Disclaimer

Disclaimer: I am providing the content on this blog solely for the reader's general information. This blog contains my personal commentary on issues that interest me. Unless otherwise stated, the views expressed on this blog are mine alone, and not the views of any law firm with which I am in any way associated or any other member of any such law firm. Nothing on this blog is intended to be a solicitation of, or the provision of, legal advice, nor to create an attorney-client relationship with me or any law firm. Please view my "Full Disclaimer" statement at the bottom of the page for additonal information..

Monday, December 2, 2013

Former Teenage Cartel Hitman Returns To US/San Antonio



A former teenage cartel hitman, who admitted to killing four people while employed by the former Beltran-Leyva Cartel in southern Mexico has finished a three-year juvenile sentence in Mexico (the maximum allowed for juveniles under Mexican law) and has returned to the US, where he is a citizen.  The now-17 year-old was reunited with family members in San Antonio.  The Houston Chronicle

Reports that it is unclear whether he faces charges in the US.  The young man Edgar, Jimenez Lugo was trying to flee Mexico in 2010 when he was caught and admitted to killing four people whose beheaded bodies were found in Morelos hanging from a bridge.
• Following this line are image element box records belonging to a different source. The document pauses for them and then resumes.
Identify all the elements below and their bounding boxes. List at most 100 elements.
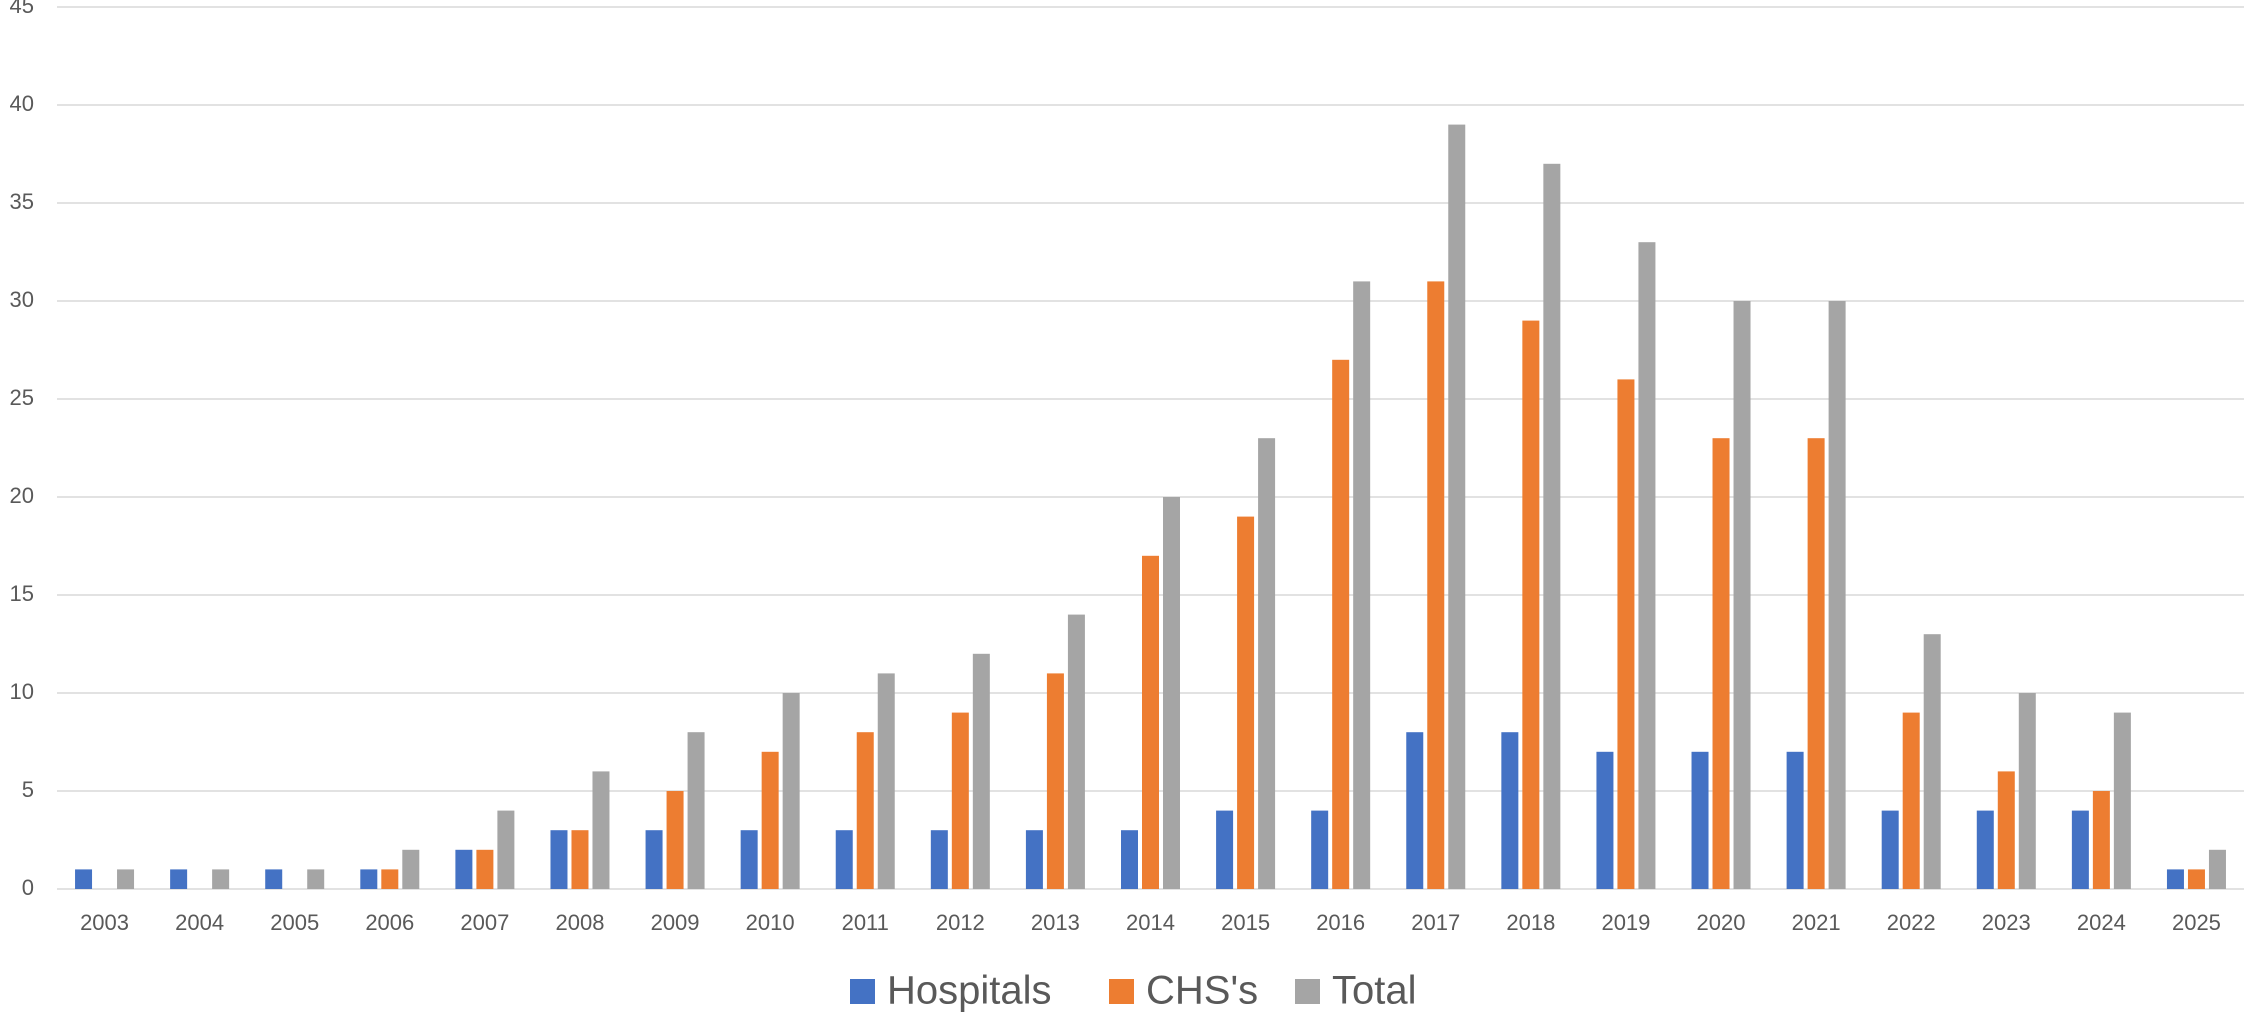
legend-label: Hospitals	[887, 969, 1052, 1013]
bar	[645, 830, 663, 889]
x-tick-label: 2022	[1887, 910, 1936, 935]
bar	[2113, 712, 2131, 889]
bar	[2092, 791, 2110, 889]
bar	[2071, 810, 2089, 889]
bar	[930, 830, 948, 889]
x-tick-label: 2014	[1126, 910, 1175, 935]
y-tick-label: 15	[10, 581, 34, 606]
bar	[1501, 732, 1519, 889]
bar	[2018, 693, 2036, 889]
x-tick-label: 2021	[1792, 910, 1841, 935]
bar	[1807, 438, 1825, 889]
bar	[1406, 732, 1424, 889]
bar	[761, 751, 779, 889]
bar	[1258, 438, 1276, 889]
bar	[170, 869, 188, 889]
y-tick-label: 10	[10, 679, 34, 704]
bar	[1427, 281, 1445, 889]
bar	[666, 791, 684, 889]
x-tick-label: 2025	[2172, 910, 2221, 935]
bar	[1067, 614, 1085, 889]
x-tick-label: 2009	[651, 910, 700, 935]
bar	[592, 771, 610, 889]
bar	[75, 869, 93, 889]
bar	[1997, 771, 2015, 889]
x-tick-label: 2012	[936, 910, 985, 935]
bar	[687, 732, 705, 889]
bar	[1311, 810, 1329, 889]
x-tick-label: 2008	[556, 910, 605, 935]
bar	[1163, 497, 1180, 889]
bar	[455, 849, 473, 889]
y-tick-label: 25	[10, 385, 34, 410]
x-tick-label: 2010	[746, 910, 795, 935]
y-tick-label: 0	[22, 875, 34, 900]
bar	[117, 869, 135, 889]
bar	[2166, 869, 2184, 889]
bar	[1025, 830, 1043, 889]
bar	[1237, 516, 1255, 889]
bar	[571, 830, 589, 889]
x-tick-label: 2004	[175, 910, 224, 935]
bar	[1638, 242, 1656, 889]
bar	[1543, 163, 1561, 890]
y-tick-label: 35	[10, 189, 34, 214]
y-tick-label: 40	[10, 91, 34, 116]
bar	[1332, 359, 1350, 889]
y-tick-label: 45	[10, 0, 34, 18]
bar	[877, 673, 895, 889]
x-tick-label: 2024	[2077, 910, 2126, 935]
bar	[1691, 751, 1709, 889]
bar	[972, 653, 990, 889]
x-tick-label: 2013	[1031, 910, 1080, 935]
bar	[550, 830, 568, 889]
bar	[1976, 810, 1994, 889]
y-tick-label: 5	[22, 777, 34, 802]
y-tick-label: 30	[10, 287, 34, 312]
bar	[1596, 751, 1614, 889]
x-tick-label: 2016	[1316, 910, 1365, 935]
legend-swatch	[850, 979, 875, 1004]
x-tick-label: 2018	[1506, 910, 1555, 935]
bar	[1902, 712, 1920, 889]
bar	[1617, 379, 1635, 889]
bar	[782, 693, 800, 889]
bar	[2187, 869, 2205, 889]
bar	[740, 830, 758, 889]
x-tick-label: 2023	[1982, 910, 2031, 935]
x-tick-label: 2003	[80, 910, 129, 935]
x-tick-label: 2015	[1221, 910, 1270, 935]
bar	[497, 810, 515, 889]
x-tick-label: 2011	[842, 910, 889, 935]
legend-label: Total	[1332, 969, 1417, 1013]
bar	[1923, 634, 1941, 889]
bar	[835, 830, 853, 889]
bar	[1353, 281, 1371, 889]
bar	[1828, 301, 1846, 889]
legend-swatch	[1109, 979, 1134, 1004]
legend-swatch	[1295, 979, 1320, 1004]
bar	[381, 869, 399, 889]
x-tick-label: 2006	[365, 910, 414, 935]
bar	[360, 869, 378, 889]
bar	[1881, 810, 1899, 889]
x-tick-label: 2019	[1601, 910, 1650, 935]
x-tick-label: 2007	[460, 910, 509, 935]
bar	[856, 732, 874, 889]
y-tick-label: 20	[10, 483, 34, 508]
bar	[476, 849, 494, 889]
bar	[1786, 751, 1804, 889]
bar	[951, 712, 969, 889]
bar	[1733, 301, 1751, 889]
legend-label: CHS's	[1146, 969, 1258, 1013]
bar	[1142, 555, 1159, 889]
bar	[307, 869, 325, 889]
x-tick-label: 2017	[1411, 910, 1460, 935]
bar	[2208, 849, 2226, 889]
bar	[402, 849, 420, 889]
bar	[265, 869, 283, 889]
bar	[212, 869, 230, 889]
bar	[1522, 320, 1540, 890]
bar	[1448, 124, 1466, 890]
x-tick-label: 2020	[1697, 910, 1746, 935]
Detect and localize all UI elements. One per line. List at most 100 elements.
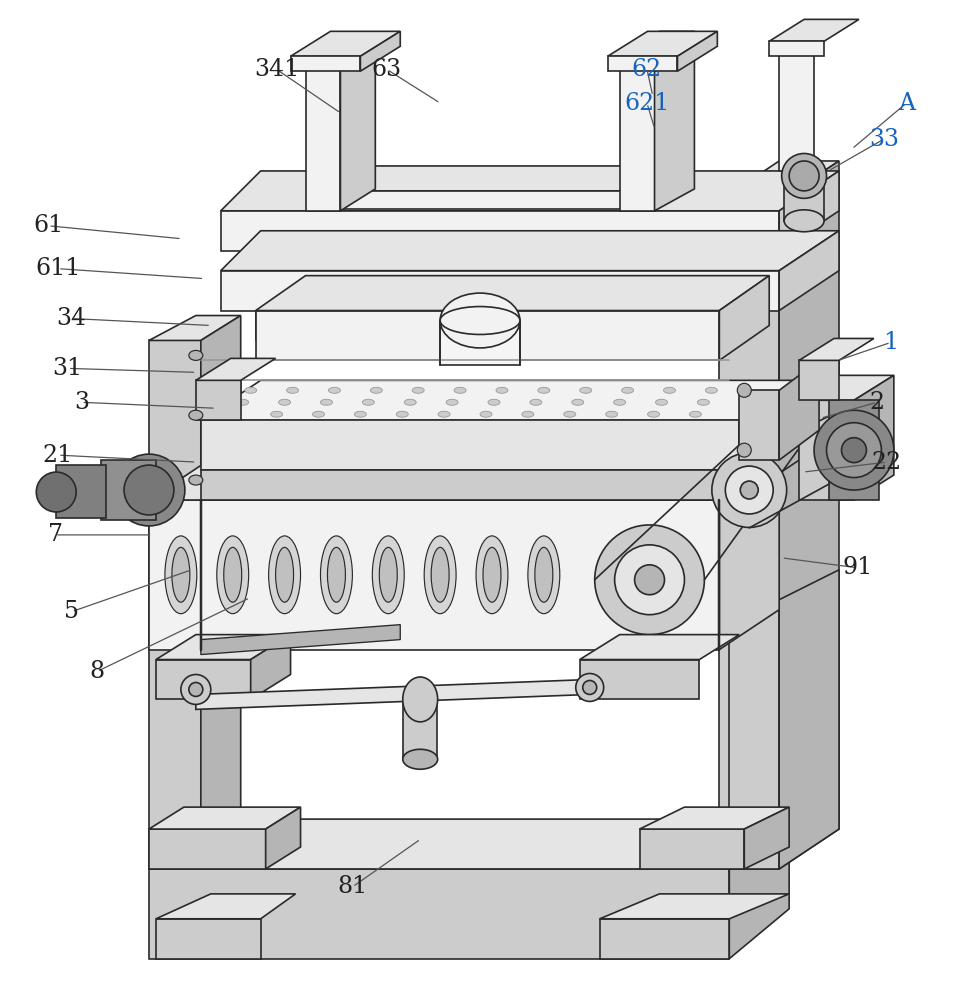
Ellipse shape <box>404 399 416 405</box>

The young man claimed that he was forced into the cartel by drug traffickers when he was 11 and participated in the killings when drugged and under threat.

He was born in San Diego but raised in Mexico by a grandmother. 

The interior secretary of Morelos State said it wasn’t clear if the young man had been rehabilitated because his crimes were so severe.  He’s being taken to a residential support facility in San Antonio.

We’ve posted before on the serious issue of teenage cartel hitmen on the US border committing crimes in the US.  The post, and the article it quotes are worth reading again.  This is an unusual story of a former hitman coming back after serving a sentence for a crime he committed while so young.  Hopefully this young man’s story is true, that he was forced into the gang.  And hopefully he can be rehabilitated, like teenage soldiers in the west African civil wars have been.  (See memoir by Ishmael Beah).

 He obviously needs lots of help.  And the drug war that bred the type of violence he was forced or drawn into needs to come to an end, either forcibly as the Mexican government is doing by killing the leaders of the Beltran-Leyva cartel that used to employ him, or with more sensible drug enforcement policies on this side of the border.